França e Alemanha têm legislação trabalhista que encarece a contratação de mão de obra, prejudicando a competitividade da indústria privada local. Mas, nos últimos anos, sucessivos governos alemães conseguiram quase congelar salários e mesmo, em alguns casos, diminuí-los.
Isso foi uma reação ao movimento de grandes companhias que começavam a transferir fábricas para o Leste Europeu ou para os países emergentes em geral, na busca de custos menores. Diante disso, lideranças políticas e sindicais chegaram a um entendimento para controlar os salários, em troca da manutenção dos empregos.
Funcionou, a indústria exportadora alemã manteve sua competitividade, inclusive dentro da Europa, garantindo enormes superávits comerciais.

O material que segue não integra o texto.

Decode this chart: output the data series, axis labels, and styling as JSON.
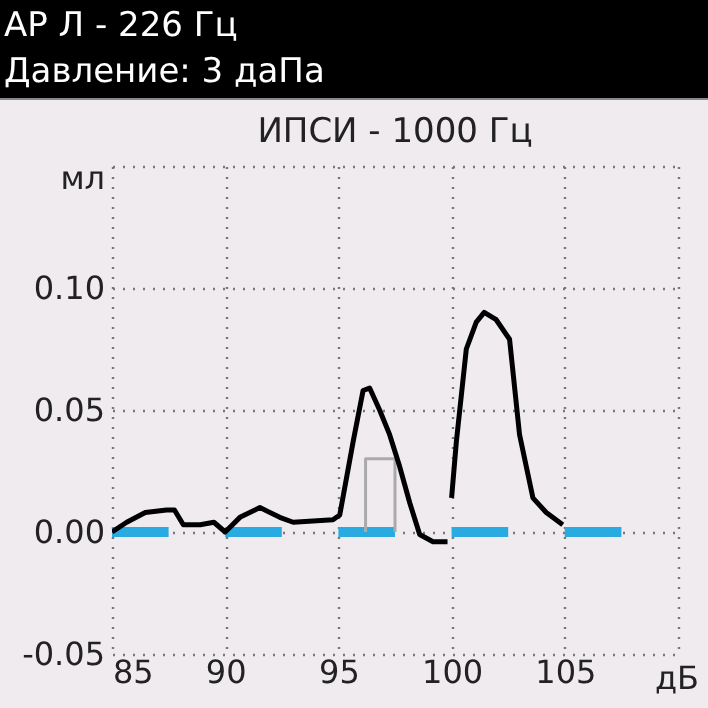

Já na França, Nicolas Sarkozy se elegeu com um programa parecido — “colocar o país de volta ao trabalho” — mas logo passou a denunciar o capitalismo selvagem. E reclamar do ajuste dos alemães.
Tudo isso para dizer que não é fácil controlar gasto público, mas é possível, dependendo de ações políticas, liderança e persuasão.

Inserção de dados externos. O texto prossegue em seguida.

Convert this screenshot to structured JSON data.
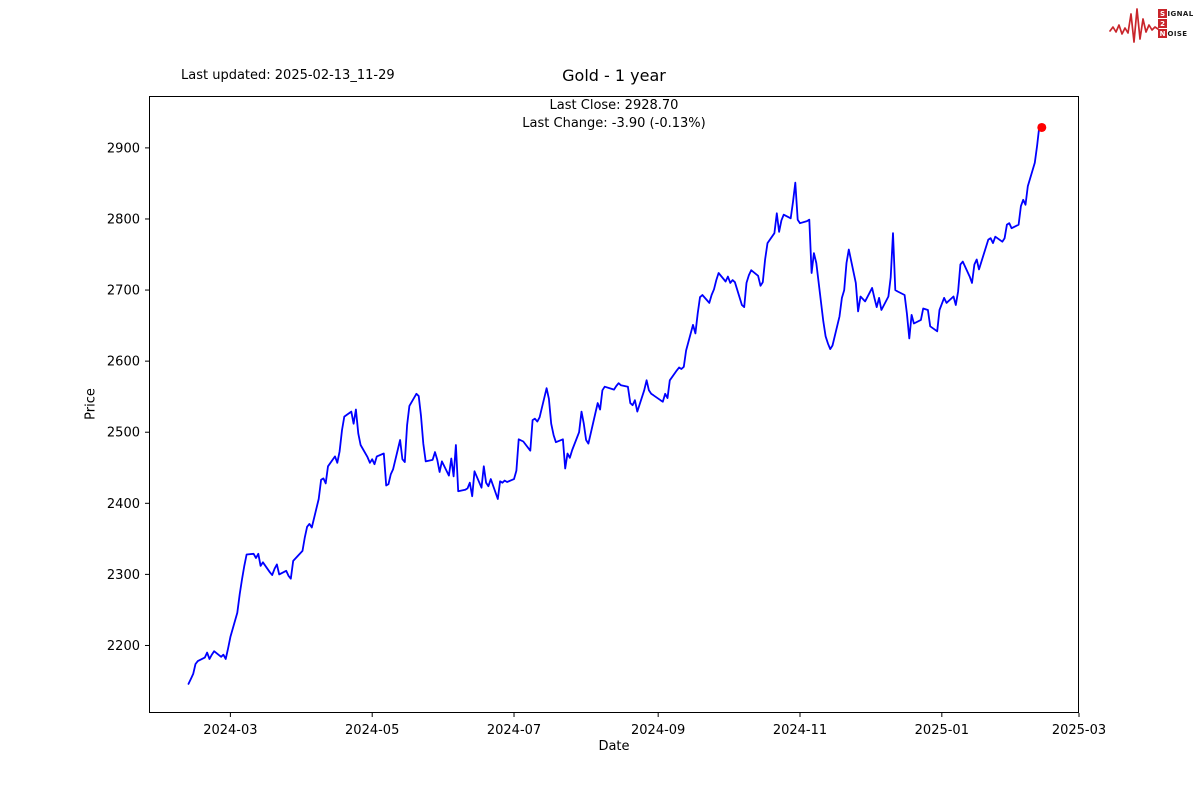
{
  "header": {
    "last_updated": "Last updated: 2025-02-13_11-29",
    "title": "Gold - 1 year"
  },
  "annotations": {
    "last_close": "Last Close: 2928.70",
    "last_change": "Last Change: -3.90 (-0.13%)"
  },
  "logo": {
    "accent": "#c9252b",
    "box1": "S",
    "rest1": "IGNAL",
    "box2": "2",
    "rest2": "",
    "box3": "N",
    "rest3": "OISE"
  },
  "chart_data": {
    "type": "line",
    "title": "Gold - 1 year",
    "xlabel": "Date",
    "ylabel": "Price",
    "legend": "none",
    "grid": false,
    "line_color": "#0000ff",
    "marker_color": "#ff0000",
    "last_close": 2928.7,
    "last_change": -3.9,
    "last_change_pct": -0.13,
    "x_ticks": [
      "2024-03",
      "2024-05",
      "2024-07",
      "2024-09",
      "2024-11",
      "2025-01",
      "2025-03"
    ],
    "y_ticks": [
      2200,
      2300,
      2400,
      2500,
      2600,
      2700,
      2800,
      2900
    ],
    "xlim": [
      "2024-01-26",
      "2025-03-01"
    ],
    "ylim": [
      2105,
      2973
    ],
    "series": [
      {
        "name": "Gold",
        "points": [
          [
            "2024-02-12",
            2146
          ],
          [
            "2024-02-13",
            2153
          ],
          [
            "2024-02-14",
            2160
          ],
          [
            "2024-02-15",
            2174
          ],
          [
            "2024-02-16",
            2178
          ],
          [
            "2024-02-19",
            2183
          ],
          [
            "2024-02-20",
            2190
          ],
          [
            "2024-02-21",
            2181
          ],
          [
            "2024-02-22",
            2187
          ],
          [
            "2024-02-23",
            2192
          ],
          [
            "2024-02-26",
            2184
          ],
          [
            "2024-02-27",
            2187
          ],
          [
            "2024-02-28",
            2181
          ],
          [
            "2024-02-29",
            2196
          ],
          [
            "2024-03-01",
            2212
          ],
          [
            "2024-03-04",
            2246
          ],
          [
            "2024-03-05",
            2272
          ],
          [
            "2024-03-06",
            2293
          ],
          [
            "2024-03-07",
            2312
          ],
          [
            "2024-03-08",
            2328
          ],
          [
            "2024-03-11",
            2329
          ],
          [
            "2024-03-12",
            2323
          ],
          [
            "2024-03-13",
            2329
          ],
          [
            "2024-03-14",
            2312
          ],
          [
            "2024-03-15",
            2317
          ],
          [
            "2024-03-18",
            2303
          ],
          [
            "2024-03-19",
            2299
          ],
          [
            "2024-03-20",
            2308
          ],
          [
            "2024-03-21",
            2314
          ],
          [
            "2024-03-22",
            2300
          ],
          [
            "2024-03-25",
            2305
          ],
          [
            "2024-03-26",
            2298
          ],
          [
            "2024-03-27",
            2294
          ],
          [
            "2024-03-28",
            2319
          ],
          [
            "2024-04-01",
            2333
          ],
          [
            "2024-04-02",
            2352
          ],
          [
            "2024-04-03",
            2367
          ],
          [
            "2024-04-04",
            2371
          ],
          [
            "2024-04-05",
            2366
          ],
          [
            "2024-04-08",
            2406
          ],
          [
            "2024-04-09",
            2433
          ],
          [
            "2024-04-10",
            2435
          ],
          [
            "2024-04-11",
            2428
          ],
          [
            "2024-04-12",
            2452
          ],
          [
            "2024-04-15",
            2466
          ],
          [
            "2024-04-16",
            2457
          ],
          [
            "2024-04-17",
            2473
          ],
          [
            "2024-04-18",
            2503
          ],
          [
            "2024-04-19",
            2522
          ],
          [
            "2024-04-22",
            2529
          ],
          [
            "2024-04-23",
            2512
          ],
          [
            "2024-04-24",
            2532
          ],
          [
            "2024-04-25",
            2498
          ],
          [
            "2024-04-26",
            2482
          ],
          [
            "2024-04-29",
            2465
          ],
          [
            "2024-04-30",
            2457
          ],
          [
            "2024-05-01",
            2462
          ],
          [
            "2024-05-02",
            2455
          ],
          [
            "2024-05-03",
            2466
          ],
          [
            "2024-05-06",
            2470
          ],
          [
            "2024-05-07",
            2425
          ],
          [
            "2024-05-08",
            2427
          ],
          [
            "2024-05-09",
            2441
          ],
          [
            "2024-05-10",
            2448
          ],
          [
            "2024-05-13",
            2489
          ],
          [
            "2024-05-14",
            2462
          ],
          [
            "2024-05-15",
            2458
          ],
          [
            "2024-05-16",
            2510
          ],
          [
            "2024-05-17",
            2537
          ],
          [
            "2024-05-20",
            2554
          ],
          [
            "2024-05-21",
            2551
          ],
          [
            "2024-05-22",
            2523
          ],
          [
            "2024-05-23",
            2484
          ],
          [
            "2024-05-24",
            2459
          ],
          [
            "2024-05-27",
            2461
          ],
          [
            "2024-05-28",
            2472
          ],
          [
            "2024-05-29",
            2461
          ],
          [
            "2024-05-30",
            2444
          ],
          [
            "2024-05-31",
            2459
          ],
          [
            "2024-06-03",
            2439
          ],
          [
            "2024-06-04",
            2463
          ],
          [
            "2024-06-05",
            2438
          ],
          [
            "2024-06-06",
            2482
          ],
          [
            "2024-06-07",
            2417
          ],
          [
            "2024-06-10",
            2419
          ],
          [
            "2024-06-11",
            2421
          ],
          [
            "2024-06-12",
            2429
          ],
          [
            "2024-06-13",
            2410
          ],
          [
            "2024-06-14",
            2445
          ],
          [
            "2024-06-17",
            2422
          ],
          [
            "2024-06-18",
            2452
          ],
          [
            "2024-06-19",
            2429
          ],
          [
            "2024-06-20",
            2424
          ],
          [
            "2024-06-21",
            2434
          ],
          [
            "2024-06-24",
            2406
          ],
          [
            "2024-06-25",
            2431
          ],
          [
            "2024-06-26",
            2429
          ],
          [
            "2024-06-27",
            2432
          ],
          [
            "2024-06-28",
            2430
          ],
          [
            "2024-07-01",
            2434
          ],
          [
            "2024-07-02",
            2446
          ],
          [
            "2024-07-03",
            2490
          ],
          [
            "2024-07-05",
            2487
          ],
          [
            "2024-07-08",
            2474
          ],
          [
            "2024-07-09",
            2517
          ],
          [
            "2024-07-10",
            2519
          ],
          [
            "2024-07-11",
            2515
          ],
          [
            "2024-07-12",
            2521
          ],
          [
            "2024-07-15",
            2562
          ],
          [
            "2024-07-16",
            2547
          ],
          [
            "2024-07-17",
            2512
          ],
          [
            "2024-07-18",
            2496
          ],
          [
            "2024-07-19",
            2486
          ],
          [
            "2024-07-22",
            2490
          ],
          [
            "2024-07-23",
            2449
          ],
          [
            "2024-07-24",
            2470
          ],
          [
            "2024-07-25",
            2464
          ],
          [
            "2024-07-26",
            2475
          ],
          [
            "2024-07-29",
            2500
          ],
          [
            "2024-07-30",
            2529
          ],
          [
            "2024-07-31",
            2512
          ],
          [
            "2024-08-01",
            2489
          ],
          [
            "2024-08-02",
            2484
          ],
          [
            "2024-08-05",
            2527
          ],
          [
            "2024-08-06",
            2541
          ],
          [
            "2024-08-07",
            2532
          ],
          [
            "2024-08-08",
            2559
          ],
          [
            "2024-08-09",
            2564
          ],
          [
            "2024-08-12",
            2561
          ],
          [
            "2024-08-13",
            2560
          ],
          [
            "2024-08-14",
            2565
          ],
          [
            "2024-08-15",
            2569
          ],
          [
            "2024-08-16",
            2566
          ],
          [
            "2024-08-19",
            2564
          ],
          [
            "2024-08-20",
            2541
          ],
          [
            "2024-08-21",
            2538
          ],
          [
            "2024-08-22",
            2545
          ],
          [
            "2024-08-23",
            2529
          ],
          [
            "2024-08-26",
            2559
          ],
          [
            "2024-08-27",
            2573
          ],
          [
            "2024-08-28",
            2559
          ],
          [
            "2024-08-29",
            2554
          ],
          [
            "2024-08-30",
            2552
          ],
          [
            "2024-09-02",
            2545
          ],
          [
            "2024-09-03",
            2543
          ],
          [
            "2024-09-04",
            2554
          ],
          [
            "2024-09-05",
            2548
          ],
          [
            "2024-09-06",
            2573
          ],
          [
            "2024-09-09",
            2587
          ],
          [
            "2024-09-10",
            2591
          ],
          [
            "2024-09-11",
            2589
          ],
          [
            "2024-09-12",
            2592
          ],
          [
            "2024-09-13",
            2615
          ],
          [
            "2024-09-16",
            2651
          ],
          [
            "2024-09-17",
            2639
          ],
          [
            "2024-09-18",
            2667
          ],
          [
            "2024-09-19",
            2690
          ],
          [
            "2024-09-20",
            2693
          ],
          [
            "2024-09-23",
            2682
          ],
          [
            "2024-09-24",
            2693
          ],
          [
            "2024-09-25",
            2701
          ],
          [
            "2024-09-26",
            2714
          ],
          [
            "2024-09-27",
            2724
          ],
          [
            "2024-09-30",
            2712
          ],
          [
            "2024-10-01",
            2719
          ],
          [
            "2024-10-02",
            2710
          ],
          [
            "2024-10-03",
            2714
          ],
          [
            "2024-10-04",
            2711
          ],
          [
            "2024-10-07",
            2679
          ],
          [
            "2024-10-08",
            2676
          ],
          [
            "2024-10-09",
            2710
          ],
          [
            "2024-10-10",
            2721
          ],
          [
            "2024-10-11",
            2728
          ],
          [
            "2024-10-14",
            2720
          ],
          [
            "2024-10-15",
            2706
          ],
          [
            "2024-10-16",
            2711
          ],
          [
            "2024-10-17",
            2743
          ],
          [
            "2024-10-18",
            2766
          ],
          [
            "2024-10-21",
            2780
          ],
          [
            "2024-10-22",
            2808
          ],
          [
            "2024-10-23",
            2782
          ],
          [
            "2024-10-24",
            2798
          ],
          [
            "2024-10-25",
            2806
          ],
          [
            "2024-10-28",
            2801
          ],
          [
            "2024-10-29",
            2824
          ],
          [
            "2024-10-30",
            2851
          ],
          [
            "2024-10-31",
            2799
          ],
          [
            "2024-11-01",
            2794
          ],
          [
            "2024-11-04",
            2797
          ],
          [
            "2024-11-05",
            2799
          ],
          [
            "2024-11-06",
            2724
          ],
          [
            "2024-11-07",
            2752
          ],
          [
            "2024-11-08",
            2738
          ],
          [
            "2024-11-11",
            2656
          ],
          [
            "2024-11-12",
            2635
          ],
          [
            "2024-11-13",
            2625
          ],
          [
            "2024-11-14",
            2617
          ],
          [
            "2024-11-15",
            2622
          ],
          [
            "2024-11-18",
            2663
          ],
          [
            "2024-11-19",
            2689
          ],
          [
            "2024-11-20",
            2700
          ],
          [
            "2024-11-21",
            2738
          ],
          [
            "2024-11-22",
            2757
          ],
          [
            "2024-11-25",
            2710
          ],
          [
            "2024-11-26",
            2670
          ],
          [
            "2024-11-27",
            2691
          ],
          [
            "2024-11-29",
            2684
          ],
          [
            "2024-12-02",
            2703
          ],
          [
            "2024-12-03",
            2689
          ],
          [
            "2024-12-04",
            2676
          ],
          [
            "2024-12-05",
            2689
          ],
          [
            "2024-12-06",
            2672
          ],
          [
            "2024-12-09",
            2691
          ],
          [
            "2024-12-10",
            2718
          ],
          [
            "2024-12-11",
            2780
          ],
          [
            "2024-12-12",
            2700
          ],
          [
            "2024-12-13",
            2698
          ],
          [
            "2024-12-16",
            2693
          ],
          [
            "2024-12-17",
            2667
          ],
          [
            "2024-12-18",
            2632
          ],
          [
            "2024-12-19",
            2665
          ],
          [
            "2024-12-20",
            2653
          ],
          [
            "2024-12-23",
            2658
          ],
          [
            "2024-12-24",
            2674
          ],
          [
            "2024-12-26",
            2672
          ],
          [
            "2024-12-27",
            2649
          ],
          [
            "2024-12-30",
            2642
          ],
          [
            "2024-12-31",
            2672
          ],
          [
            "2025-01-02",
            2689
          ],
          [
            "2025-01-03",
            2682
          ],
          [
            "2025-01-06",
            2691
          ],
          [
            "2025-01-07",
            2679
          ],
          [
            "2025-01-08",
            2698
          ],
          [
            "2025-01-09",
            2736
          ],
          [
            "2025-01-10",
            2740
          ],
          [
            "2025-01-13",
            2719
          ],
          [
            "2025-01-14",
            2710
          ],
          [
            "2025-01-15",
            2736
          ],
          [
            "2025-01-16",
            2743
          ],
          [
            "2025-01-17",
            2729
          ],
          [
            "2025-01-21",
            2771
          ],
          [
            "2025-01-22",
            2773
          ],
          [
            "2025-01-23",
            2766
          ],
          [
            "2025-01-24",
            2775
          ],
          [
            "2025-01-27",
            2768
          ],
          [
            "2025-01-28",
            2773
          ],
          [
            "2025-01-29",
            2792
          ],
          [
            "2025-01-30",
            2794
          ],
          [
            "2025-01-31",
            2787
          ],
          [
            "2025-02-03",
            2792
          ],
          [
            "2025-02-04",
            2818
          ],
          [
            "2025-02-05",
            2827
          ],
          [
            "2025-02-06",
            2820
          ],
          [
            "2025-02-07",
            2846
          ],
          [
            "2025-02-10",
            2879
          ],
          [
            "2025-02-11",
            2903
          ],
          [
            "2025-02-12",
            2932.6
          ],
          [
            "2025-02-13",
            2928.7
          ]
        ]
      }
    ]
  }
}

Fonte: Jornal “O Globo” – 24/06/10
Caro Sardenberg,
O senhor foi muito hábil ao apontar o dedo para a cara “feia” do funcionalismo público dos “cabides de emprego”, “dos Aspones” e da coisa toda da velha “repartição”.
Que tal, para fazer jus, e equilibrar a balança (já que na iniciativa privada, assim como no funcionalismo público, temos um lado bom e um lado ruim), escrever sobre os salários exorbitantes dos CEOs das mesmas companhias alemãs que ameaçaram levar as fábricas para “países emergentes” (é eufemismo para ‘largados no mundo’, não?)? Do abismo salarial que a iniciativa privada muitas vezes incentiva (e da qual se vale para existir)? Afinal, a ideia de um “operador de copiadora” que ganha R$ 5 mil no Estado e a de um atendente de lanchonete que ganha R$ 510 na iniciativa privada me parecem igualmente absurdas. Que tal fazer a média?